I pursue research in Computational Social Science to understand social phenomena that involve processes of opinion formation. I use computational models to explore how social and psychological processes involved in platform-mediated communication play out at the scale of large collectives in modern information society. I also participate in the development of social media observatories and computational tools for the socio-semantic mapping of online debates. I am currently working at the Institute of Technology Futures at KIT.
SoMe4Dem | Social Media for Democracy.
At KIT, I am working in the SoMe4Dem-Project funded from the European Union’s Horizon Europe programme (2023 - 2026). Our aim is a better causal understanding of the impact of social media platforms on political discourse in liberal democracies. While social media make the public arena more open and thus more responsive, these platforms also lead to new mechanisms of fragmentation and exclusion, an erosion of norms in public debate and a loss of trust in traditional institutions. The project will reconsider the diagnoses of this crisis by providing better empirical evidence for the impact of social media on society with respect to political debates.
Project Page: www.some4dem.eu
ODYCCEUS | Opinion Dynamics and Cultural Conflict in European Spaces.
Before moving to KIT, I was working in the Odycceus-Project
funded from the European Union’s Horizon 2020 programme (2017 - 2021).
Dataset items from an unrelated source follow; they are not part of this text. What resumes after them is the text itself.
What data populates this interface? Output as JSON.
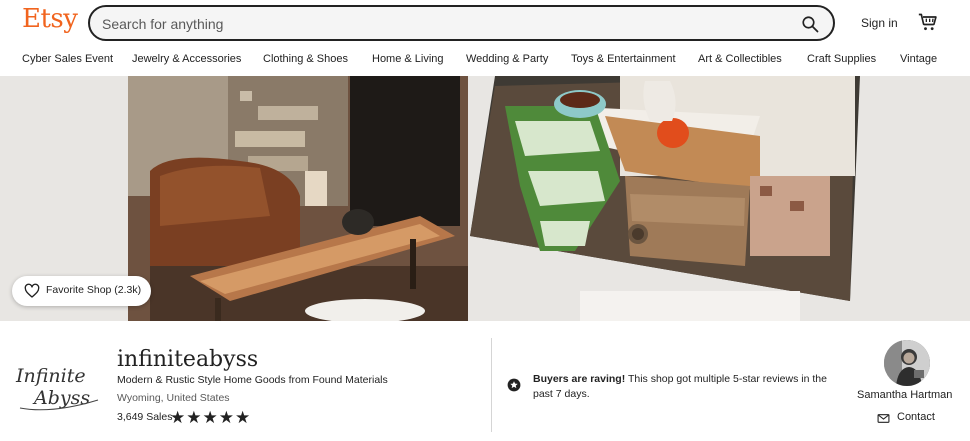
{
  "header": {
    "logo_text": "Etsy",
    "search_placeholder": "Search for anything",
    "signin_label": "Sign in",
    "icons": {
      "search": "search-icon",
      "cart": "cart-icon"
    }
  },
  "nav": {
    "items": [
      "Cyber Sales Event",
      "Jewelry & Accessories",
      "Clothing & Shoes",
      "Home & Living",
      "Wedding & Party",
      "Toys & Entertainment",
      "Art & Collectibles",
      "Craft Supplies",
      "Vintage"
    ]
  },
  "banner": {
    "favorite_label": "Favorite Shop (2.3k)",
    "favorite_icon": "heart-icon"
  },
  "shop": {
    "logo_text_1": "Infinite",
    "logo_text_2": "Abyss",
    "name": "infiniteabyss",
    "tagline": "Modern & Rustic Style Home Goods from Found Materials",
    "location": "Wyoming, United States",
    "sales": "3,649 Sales",
    "rating": 5,
    "rating_max": 5
  },
  "raving": {
    "title": "Buyers are raving!",
    "text": " This shop got multiple 5-star reviews in the past 7 days.",
    "icon": "star-badge-icon"
  },
  "owner": {
    "name": "Samantha Hartman",
    "contact_label": "Contact",
    "contact_icon": "mail-icon"
  },
  "colors": {
    "brand": "#F1641E",
    "text": "#222222"
  }
}
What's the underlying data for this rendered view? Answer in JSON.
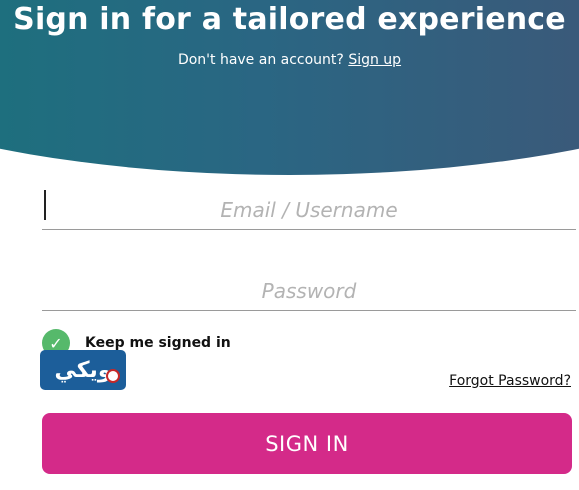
{
  "hero": {
    "title": "Sign in for a tailored experience",
    "subtitle_prefix": "Don't have an account?",
    "signup_link": "Sign up"
  },
  "form": {
    "email_placeholder": "Email / Username",
    "password_placeholder": "Password",
    "keep_signed_in_label": "Keep me signed in",
    "keep_signed_in_checked": true,
    "forgot_password_label": "Forgot Password?",
    "submit_label": "SIGN IN"
  },
  "overlay_logo": {
    "text": "ويكي"
  },
  "colors": {
    "hero_gradient_start": "#1e6f7e",
    "hero_gradient_end": "#3a5a7a",
    "check_green": "#56b96b",
    "submit_pink": "#d42a89",
    "logo_blue": "#1c5e9a"
  }
}
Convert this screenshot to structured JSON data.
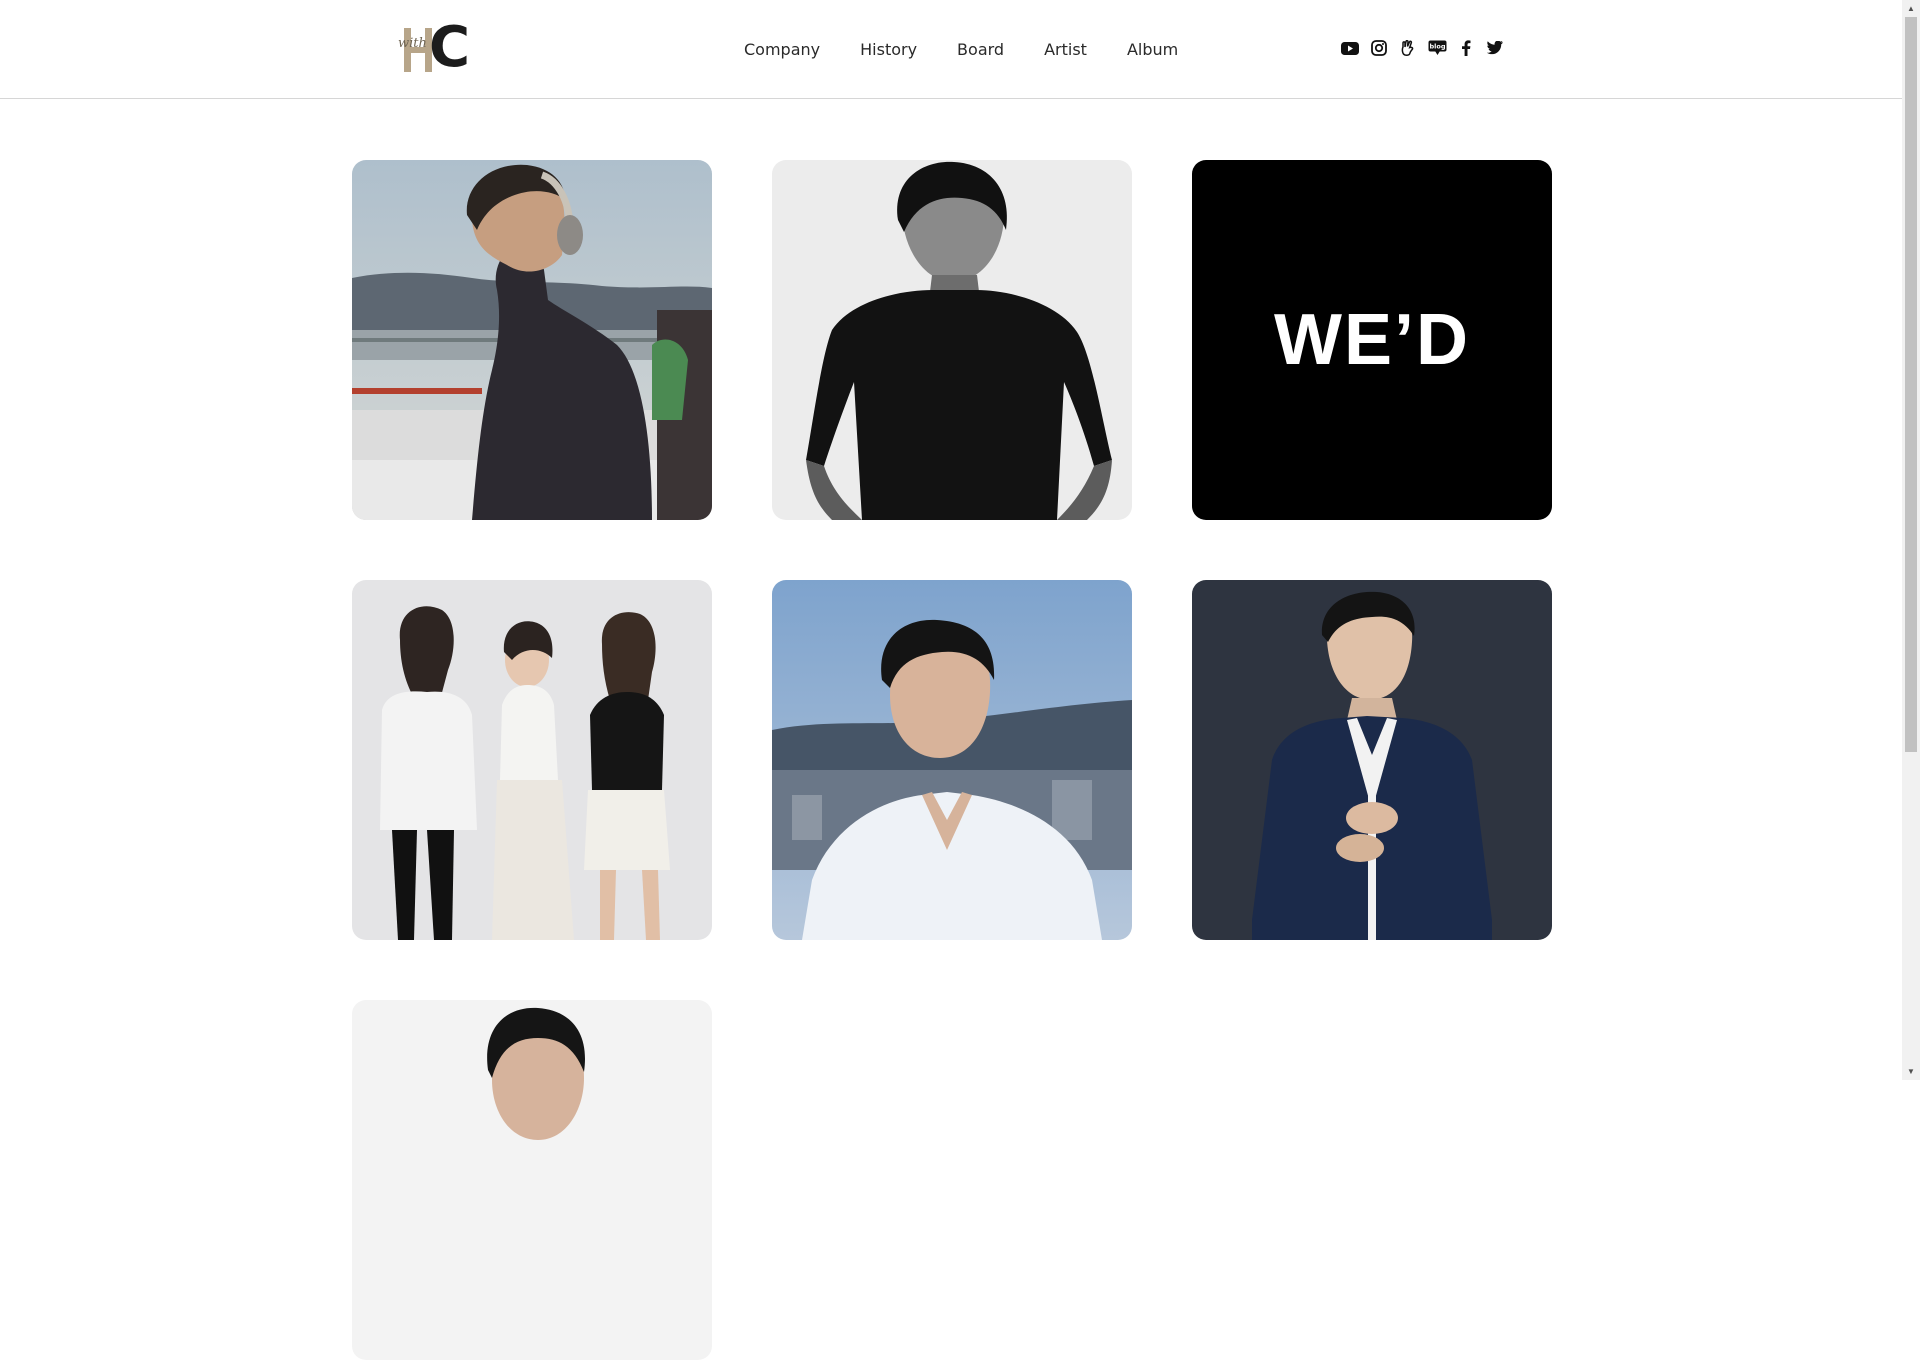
{
  "brand": {
    "logo_script": "with",
    "logo_letter": "C"
  },
  "nav": {
    "items": [
      {
        "label": "Company"
      },
      {
        "label": "History"
      },
      {
        "label": "Board"
      },
      {
        "label": "Artist"
      },
      {
        "label": "Album"
      }
    ]
  },
  "social": {
    "icons": [
      "youtube-icon",
      "instagram-icon",
      "cafe-icon",
      "blog-icon",
      "facebook-icon",
      "twitter-icon"
    ],
    "blog_label": "blog"
  },
  "artists": {
    "cards": [
      {
        "name": "artist-card-1",
        "theme": "outdoor-headphones"
      },
      {
        "name": "artist-card-2",
        "theme": "monochrome-portrait"
      },
      {
        "name": "artist-card-3",
        "theme": "text-logo",
        "text": "WE’D"
      },
      {
        "name": "artist-card-4",
        "theme": "group-trio"
      },
      {
        "name": "artist-card-5",
        "theme": "dusk-portrait"
      },
      {
        "name": "artist-card-6",
        "theme": "suit-portrait"
      },
      {
        "name": "artist-card-7",
        "theme": "partial-portrait"
      }
    ]
  },
  "colors": {
    "header_border": "#d6d6d6",
    "logo_gold": "#b7a589",
    "logo_dark": "#1c1c1c",
    "wed_card_bg": "#000000"
  }
}
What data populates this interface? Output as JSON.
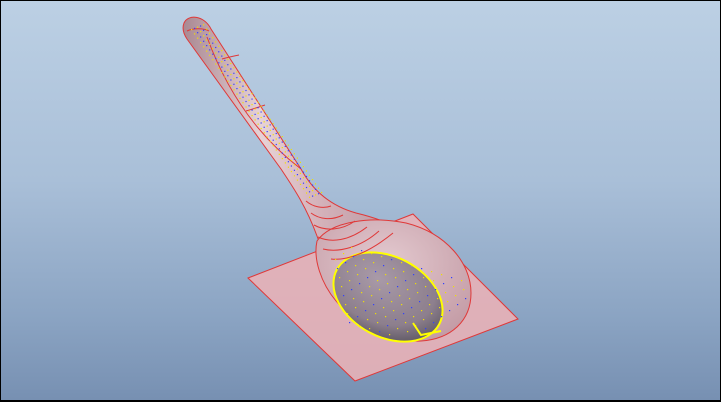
{
  "viewport": {
    "background_top": "#bcd0e4",
    "background_bottom": "#7790b2"
  },
  "model": {
    "name": "spoon",
    "colors": {
      "surface": "#d8b4bc",
      "surface_shade": "#c39aa5",
      "plane": "#e8b1b7",
      "edge": "#e03838",
      "mesh_point_yellow": "#f0e000",
      "mesh_point_blue": "#3040ff",
      "bowl_outline": "#ffff00"
    }
  }
}
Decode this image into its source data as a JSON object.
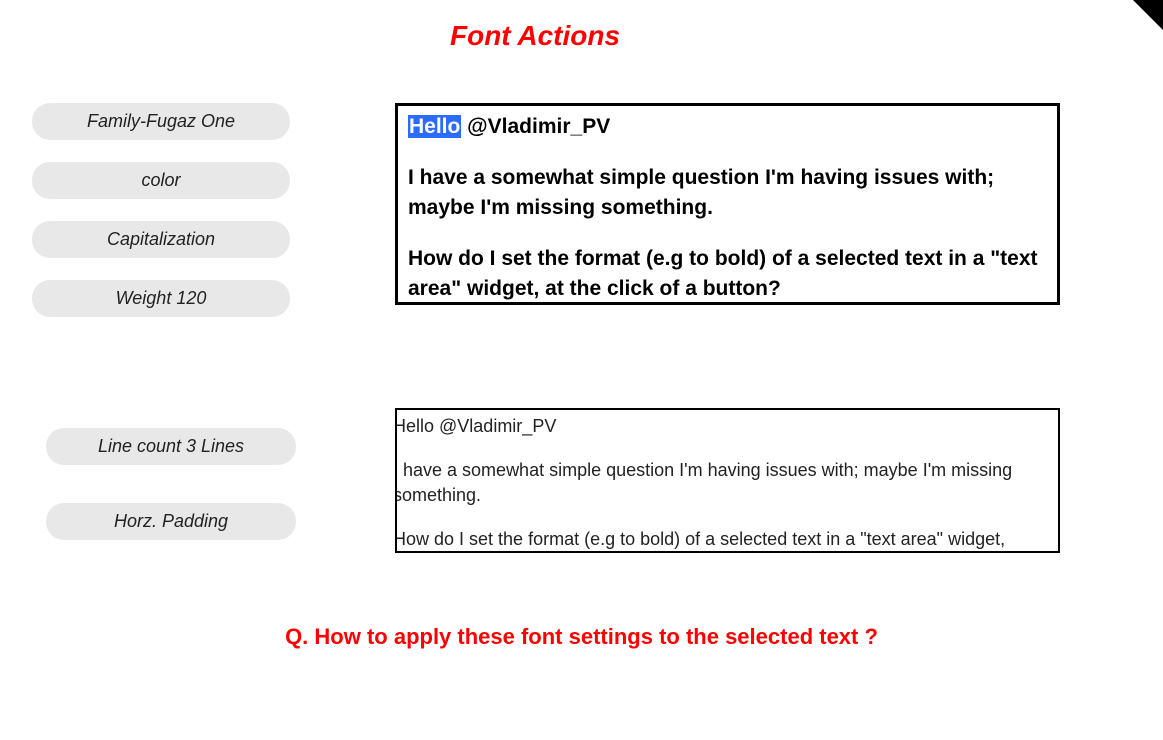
{
  "header": {
    "title": "Font Actions"
  },
  "sidebar_top": {
    "items": [
      {
        "label": "Family-Fugaz One"
      },
      {
        "label": "color"
      },
      {
        "label": "Capitalization"
      },
      {
        "label": "Weight 120"
      }
    ]
  },
  "sidebar_bottom": {
    "items": [
      {
        "label": "Line count 3 Lines"
      },
      {
        "label": "Horz. Padding"
      }
    ]
  },
  "textbox1": {
    "highlighted": "Hello",
    "mention": " @Vladimir_PV",
    "para2": "I have a somewhat simple question I'm having issues with; maybe I'm missing something.",
    "para3": "How do I set the format (e.g to bold) of a selected text in a \"text area\" widget, at the click of a button?"
  },
  "textbox2": {
    "para1": "Hello @Vladimir_PV",
    "para2": "I have a somewhat simple question I'm having issues with; maybe I'm missing something.",
    "para3": "How do I set the format (e.g to bold) of a selected text in a \"text area\" widget,"
  },
  "question": "Q. How to apply these font settings to the selected text ?"
}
The main objective of Odycceus is to better understand current political contentions.
We develop models and tools to analyse:
(i) What are the main dimensions of a controversy? What are the respective linguistic frames?
(ii) What is the role of different cultures and groups with different interests, diverging mindsets, and attitudes?
(iii) How can such conflicts be moderated and mediated by building bridges between different camps and their linguistic frames?
Project Page: www.odycceus.eu
COVID-19 Preprint Network.
In face of the COVID-19 pandemic, there is an urgent need for an interconnected scientific community that openly shares the latest research results at a high pace while providing a feasible framework for frontline physicians to access them on a daily basis. We tackle this challenge by creating the covid-19-preprint-network, an interactive web platform that parses and visualizes the latest Coronavirus-related scientific findings in an easily accessible interface. Users can explore current COVID-19 research as an interactive network of preprint articles where closely related preprints are visually connected based on the semantic similarity of their abstracts. A preliminary version has been launched.